Yan Cui and Team Are Innovating Artificial Intelligence Approach to Address Biomedical Data Inequality


Yan Cui, PhD, associate professor in the UTHSC Department of Genetics, Genomics, and Informatics, recently received a $1.7 million grant from the National Cancer Institute for a study titled “Algorithm-based prevention and reduction of cancer health disparity arising from data inequality.”

Dr. Cui’s project aims to prevent and reduce health disparities caused by ethnically-biased data in cancer-related genomic and clinical omics studies. His objective is to establish a new machine learning paradigm for use with multiethnic clinical omics data.

For nearly 20 years, scientists have been using genome-wide association studies, known as GWAS, and clinical omics studies to detect the molecular basis of diseases. But statistics show that over 80% percent of data used in GWAS come from people of predominantly European descent.

As artificial intelligence (AI) is increasingly applied to biomedical research and clinical decisions, this European-centric skew is set to exacerbate long-standing disparities in health. With less than 20% of genomic samples coming from people of non-European descent, underrepresented populations are at a severe disadvantage in data-driven, algorithm-based biomedical research and health care.

“Biomedical data-disadvantage has become a significant health risk for the vast majority of the world’s population,” Dr. Cui said. “AI-powered precision medicine is set to be less precise for the data-disadvantaged populations including all the ethnic minority groups in the U.S. We are committed to addressing the health disparities arising from data inequality.”

The project is innovative in the type of machine learning technique it will use. Multiethnic machine learning normally uses mixture learning and independent learning schemes. Dr. Cui’s project will instead be using a transfer learning process.

Transfer learning works much the same way as human learning.  When faced with a new task, instead of starting the learning process from scratch, the algorithm leverages patterns learned from solving a related task.
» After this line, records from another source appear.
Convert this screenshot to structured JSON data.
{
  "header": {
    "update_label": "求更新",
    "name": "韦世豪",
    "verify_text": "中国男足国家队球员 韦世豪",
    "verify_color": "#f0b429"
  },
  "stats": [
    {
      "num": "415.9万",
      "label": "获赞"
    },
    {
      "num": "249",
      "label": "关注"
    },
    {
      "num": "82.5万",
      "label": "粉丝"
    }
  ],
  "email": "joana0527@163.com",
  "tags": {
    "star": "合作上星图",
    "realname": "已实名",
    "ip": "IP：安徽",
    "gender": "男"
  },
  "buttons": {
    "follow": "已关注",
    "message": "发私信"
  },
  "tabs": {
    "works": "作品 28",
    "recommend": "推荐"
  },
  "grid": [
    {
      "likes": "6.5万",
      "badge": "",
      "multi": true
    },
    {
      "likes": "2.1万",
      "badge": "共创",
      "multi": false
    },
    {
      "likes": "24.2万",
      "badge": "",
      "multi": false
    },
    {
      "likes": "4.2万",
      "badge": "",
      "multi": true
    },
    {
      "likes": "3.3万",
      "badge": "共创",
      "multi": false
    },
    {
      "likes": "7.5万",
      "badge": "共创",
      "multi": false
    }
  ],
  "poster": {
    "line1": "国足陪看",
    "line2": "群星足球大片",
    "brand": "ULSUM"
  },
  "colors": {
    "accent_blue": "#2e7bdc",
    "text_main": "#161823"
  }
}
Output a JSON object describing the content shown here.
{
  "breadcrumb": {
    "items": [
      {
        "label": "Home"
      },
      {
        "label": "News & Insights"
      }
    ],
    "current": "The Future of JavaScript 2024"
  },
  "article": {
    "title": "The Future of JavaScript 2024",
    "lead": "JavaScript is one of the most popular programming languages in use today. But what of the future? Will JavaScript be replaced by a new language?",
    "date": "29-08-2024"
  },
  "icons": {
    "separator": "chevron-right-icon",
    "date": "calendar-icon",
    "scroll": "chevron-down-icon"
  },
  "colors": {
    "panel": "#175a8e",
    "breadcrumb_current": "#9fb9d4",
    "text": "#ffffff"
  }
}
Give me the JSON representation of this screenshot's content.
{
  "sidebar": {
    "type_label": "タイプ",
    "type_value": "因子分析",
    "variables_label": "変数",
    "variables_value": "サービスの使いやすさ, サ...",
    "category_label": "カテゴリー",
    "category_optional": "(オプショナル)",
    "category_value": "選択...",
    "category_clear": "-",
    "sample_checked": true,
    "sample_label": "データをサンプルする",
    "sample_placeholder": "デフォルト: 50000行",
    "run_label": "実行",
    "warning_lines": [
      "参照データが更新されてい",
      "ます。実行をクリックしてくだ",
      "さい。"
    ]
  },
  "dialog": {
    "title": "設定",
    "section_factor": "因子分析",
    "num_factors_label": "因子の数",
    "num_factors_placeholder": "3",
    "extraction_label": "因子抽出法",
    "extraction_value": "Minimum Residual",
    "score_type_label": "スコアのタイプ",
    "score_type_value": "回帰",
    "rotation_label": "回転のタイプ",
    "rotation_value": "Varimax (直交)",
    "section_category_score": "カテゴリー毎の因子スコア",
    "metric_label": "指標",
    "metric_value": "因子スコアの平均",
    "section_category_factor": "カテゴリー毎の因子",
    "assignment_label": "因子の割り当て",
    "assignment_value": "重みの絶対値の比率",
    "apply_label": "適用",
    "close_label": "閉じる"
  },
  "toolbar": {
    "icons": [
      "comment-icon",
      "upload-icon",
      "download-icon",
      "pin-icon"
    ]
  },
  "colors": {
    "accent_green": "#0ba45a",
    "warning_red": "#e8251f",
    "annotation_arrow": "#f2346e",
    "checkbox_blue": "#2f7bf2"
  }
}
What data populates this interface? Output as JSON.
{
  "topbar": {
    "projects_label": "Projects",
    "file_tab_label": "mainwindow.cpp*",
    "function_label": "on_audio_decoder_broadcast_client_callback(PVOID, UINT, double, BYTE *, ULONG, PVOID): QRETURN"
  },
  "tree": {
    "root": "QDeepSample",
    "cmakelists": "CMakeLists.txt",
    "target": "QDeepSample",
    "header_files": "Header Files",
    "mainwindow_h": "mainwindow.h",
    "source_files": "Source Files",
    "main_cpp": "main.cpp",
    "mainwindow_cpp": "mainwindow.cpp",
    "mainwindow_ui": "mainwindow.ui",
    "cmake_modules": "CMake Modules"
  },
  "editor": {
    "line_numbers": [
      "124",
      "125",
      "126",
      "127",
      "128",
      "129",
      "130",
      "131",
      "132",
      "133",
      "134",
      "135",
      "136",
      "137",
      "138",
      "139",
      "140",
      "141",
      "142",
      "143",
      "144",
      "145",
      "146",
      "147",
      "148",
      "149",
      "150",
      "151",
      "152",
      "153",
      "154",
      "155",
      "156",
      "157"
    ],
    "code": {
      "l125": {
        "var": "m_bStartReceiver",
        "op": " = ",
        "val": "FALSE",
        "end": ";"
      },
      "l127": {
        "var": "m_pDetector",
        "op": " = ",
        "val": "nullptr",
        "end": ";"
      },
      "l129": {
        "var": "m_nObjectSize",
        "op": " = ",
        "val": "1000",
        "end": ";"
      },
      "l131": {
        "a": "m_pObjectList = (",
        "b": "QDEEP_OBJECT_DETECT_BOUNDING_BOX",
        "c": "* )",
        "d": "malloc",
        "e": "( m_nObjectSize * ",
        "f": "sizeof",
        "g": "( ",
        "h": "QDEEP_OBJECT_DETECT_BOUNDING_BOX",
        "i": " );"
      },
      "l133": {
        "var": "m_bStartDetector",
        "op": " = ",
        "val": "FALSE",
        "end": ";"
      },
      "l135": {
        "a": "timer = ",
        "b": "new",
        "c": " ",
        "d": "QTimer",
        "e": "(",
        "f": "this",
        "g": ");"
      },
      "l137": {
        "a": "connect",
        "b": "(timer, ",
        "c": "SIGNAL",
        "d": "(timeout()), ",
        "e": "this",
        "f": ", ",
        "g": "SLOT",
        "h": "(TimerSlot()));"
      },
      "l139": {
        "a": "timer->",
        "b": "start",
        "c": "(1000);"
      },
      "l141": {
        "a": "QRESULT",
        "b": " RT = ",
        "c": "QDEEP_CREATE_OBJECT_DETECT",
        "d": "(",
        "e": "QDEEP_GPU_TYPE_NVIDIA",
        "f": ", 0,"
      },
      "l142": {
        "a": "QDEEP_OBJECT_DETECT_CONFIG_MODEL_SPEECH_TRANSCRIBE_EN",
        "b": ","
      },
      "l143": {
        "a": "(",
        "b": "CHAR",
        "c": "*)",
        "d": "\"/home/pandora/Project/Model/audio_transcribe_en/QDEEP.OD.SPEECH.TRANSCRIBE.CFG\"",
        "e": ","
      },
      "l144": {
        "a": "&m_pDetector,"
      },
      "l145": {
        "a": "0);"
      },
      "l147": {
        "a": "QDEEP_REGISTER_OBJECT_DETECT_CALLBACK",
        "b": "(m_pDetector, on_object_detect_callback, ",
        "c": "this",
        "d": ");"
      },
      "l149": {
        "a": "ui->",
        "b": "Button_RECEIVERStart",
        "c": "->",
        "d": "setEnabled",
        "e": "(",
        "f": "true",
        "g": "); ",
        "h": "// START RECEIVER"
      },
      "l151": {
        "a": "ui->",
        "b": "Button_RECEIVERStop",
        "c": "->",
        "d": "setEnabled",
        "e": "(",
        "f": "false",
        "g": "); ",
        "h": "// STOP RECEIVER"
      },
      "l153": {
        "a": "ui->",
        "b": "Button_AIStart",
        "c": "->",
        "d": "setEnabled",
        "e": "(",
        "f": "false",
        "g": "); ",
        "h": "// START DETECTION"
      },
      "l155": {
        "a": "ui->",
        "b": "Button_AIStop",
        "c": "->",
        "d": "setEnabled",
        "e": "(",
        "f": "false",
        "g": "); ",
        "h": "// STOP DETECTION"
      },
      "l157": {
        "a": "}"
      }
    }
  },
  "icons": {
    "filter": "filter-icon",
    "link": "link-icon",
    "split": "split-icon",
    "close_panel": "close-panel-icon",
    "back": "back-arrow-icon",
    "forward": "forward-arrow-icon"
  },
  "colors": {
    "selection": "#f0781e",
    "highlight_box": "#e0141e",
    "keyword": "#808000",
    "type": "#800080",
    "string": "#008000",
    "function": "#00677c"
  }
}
This approach greatly reduces the resources and amount of data required for developing new models.

Using large-scale cancer clinical omics data and genotype-phenotype data, Dr. Cui’s lab will examine how and to what extent transfer learning improves machine learning on data-disadvantaged cohorts. In tandem with this, the team aims to create an open resource system for unbiased multiethnic machine learning to prevent or reduce new health disparities.

Neil Hayes, MD, MPH, assistant dean for Cancer Reesearch in the UTHSC College of Medicine and director of the UTHSC Center for Cancer Research, and Athena Starlard-Davenport, PhD, associate professor in the Department of Genetics, Genomics, and Informatics, are co-Investigators on the grant. Yan Gao, PhD, a postdoctoral scholar working with Dr. Cui, is a machine learning expert in the team. A pilot study for this project, funded by the UT Center for Integrative and Translational Genomics and UTHSC Office of Research, has been published in Nature Communications.